We present the metrics for the regression models and for the classification models, trained using both random as shown in Table 8 and scaffold splitting as shown in Table 9 datasets.

Table 8 Summary of final results for the PharmaBench based on random split.
Table 9 Summary of final results for the PharmaBench based on scaffold split.

For the datasets associated with regression tasks, the prediction results achieve desirable metrics for LogD, water solubility, BBB, and microsomal clearance, exhibiting relatively high R values and low MAE and RMSE. However, the prediction results for the CYP remain relatively low, which indicates that further improvements in data quality and modeling approaches are required for these datasets. The metrics for the classification tasks are all relatively high, which indicates that the models can effectively predict the classification results for the BBB and AMES datasets.

In regards to the splitting method, the prediction results of random splitting are better than scaffold splitting for the majority of tasks. This is understandable since the prediction performance for the majority of models is usually worse for compounds with new scaffolds. In addition, deep learning approaches significantly outperform the machine learning approaches in regression tasks. The performance gap between the deep learning and machine learning models widens for datasets with a large amount of data, such as LogD and water solubility, but narrows for smaller datasets, such as mouse microsomal clearance. This indicates that conventional machine learning approach can adapt to small datasets and has less capability to model large amounts of data compared with deep learning model. In contrast, the performance of the machine learning approach for classification tasks witnesses a significant increase. The metrics for XGBoost models for AMEs and BBB datasets surpass some deep learning approaches, indicating that machine learning approaches are more suitable for classification tasks.

Among deep learning approaches, the model with pretraining demonstrates the best performance in both regression and classification tasks for the majority of datasets. This indicates that the pretraining process can be useful for improving model performance for ADMET properties predictions. Moreover, there is no significant performance difference between graph-based and transformer-based approaches, or between 2D and 3D feature-based methods.
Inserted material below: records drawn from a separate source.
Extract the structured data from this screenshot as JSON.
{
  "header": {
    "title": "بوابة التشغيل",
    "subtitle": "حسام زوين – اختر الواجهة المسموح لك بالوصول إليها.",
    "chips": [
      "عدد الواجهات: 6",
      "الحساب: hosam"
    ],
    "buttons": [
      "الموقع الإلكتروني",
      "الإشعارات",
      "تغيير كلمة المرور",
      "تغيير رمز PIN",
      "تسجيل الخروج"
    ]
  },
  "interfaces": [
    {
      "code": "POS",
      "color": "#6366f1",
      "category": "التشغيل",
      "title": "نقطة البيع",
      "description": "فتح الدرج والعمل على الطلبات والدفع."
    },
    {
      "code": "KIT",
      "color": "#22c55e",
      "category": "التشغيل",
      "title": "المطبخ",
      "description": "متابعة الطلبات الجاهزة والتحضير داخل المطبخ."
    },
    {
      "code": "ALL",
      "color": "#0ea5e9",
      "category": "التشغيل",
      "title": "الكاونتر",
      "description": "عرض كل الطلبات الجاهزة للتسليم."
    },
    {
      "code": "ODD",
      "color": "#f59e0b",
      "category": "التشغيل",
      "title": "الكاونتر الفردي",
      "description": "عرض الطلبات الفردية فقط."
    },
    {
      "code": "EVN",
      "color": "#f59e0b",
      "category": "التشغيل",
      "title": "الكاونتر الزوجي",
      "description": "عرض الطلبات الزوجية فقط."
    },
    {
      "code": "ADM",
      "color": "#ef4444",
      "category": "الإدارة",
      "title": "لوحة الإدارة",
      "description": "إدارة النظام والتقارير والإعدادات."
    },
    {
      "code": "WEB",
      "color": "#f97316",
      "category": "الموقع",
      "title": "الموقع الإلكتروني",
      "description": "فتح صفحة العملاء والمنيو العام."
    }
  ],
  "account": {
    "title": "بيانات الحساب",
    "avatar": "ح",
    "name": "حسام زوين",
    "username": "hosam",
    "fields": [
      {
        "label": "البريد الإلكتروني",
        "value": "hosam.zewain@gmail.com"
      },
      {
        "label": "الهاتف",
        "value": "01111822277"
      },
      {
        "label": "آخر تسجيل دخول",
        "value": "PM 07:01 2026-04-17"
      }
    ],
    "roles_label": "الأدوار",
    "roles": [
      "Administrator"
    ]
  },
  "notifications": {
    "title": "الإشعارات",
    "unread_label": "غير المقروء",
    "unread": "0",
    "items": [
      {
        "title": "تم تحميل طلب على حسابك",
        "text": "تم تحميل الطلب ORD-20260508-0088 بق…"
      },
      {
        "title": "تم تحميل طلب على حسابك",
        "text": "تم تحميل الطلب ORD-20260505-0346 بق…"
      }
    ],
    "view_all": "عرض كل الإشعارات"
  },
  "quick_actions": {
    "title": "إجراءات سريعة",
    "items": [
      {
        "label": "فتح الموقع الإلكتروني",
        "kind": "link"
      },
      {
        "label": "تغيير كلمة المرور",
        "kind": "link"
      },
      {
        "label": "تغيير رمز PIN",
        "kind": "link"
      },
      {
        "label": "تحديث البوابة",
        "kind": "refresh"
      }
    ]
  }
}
More research and modeling work are encouraged to utilize this benchmark set in the future. For instance, investigating approaches to improve model capabilities in predicting molecules with novel scaffolds would be valuable. The use of transfer learning and pre-training approaches is also recommended for the analysis with these datasets. Additionally, applying explainable AI techniques could provide valuable insights into the key pharmacological factors influencing ADMET properties.

Usage Notes

There are eleven ADMET datasets within PharmaBench22. Standardized SMILES representations of compounds were provided for modeling the compounds, and the experimental values are provided as the prediction targets. Users may use the labels within the scaffold_train_test_label and random_train_test_label as the train-test labels for fair comparison.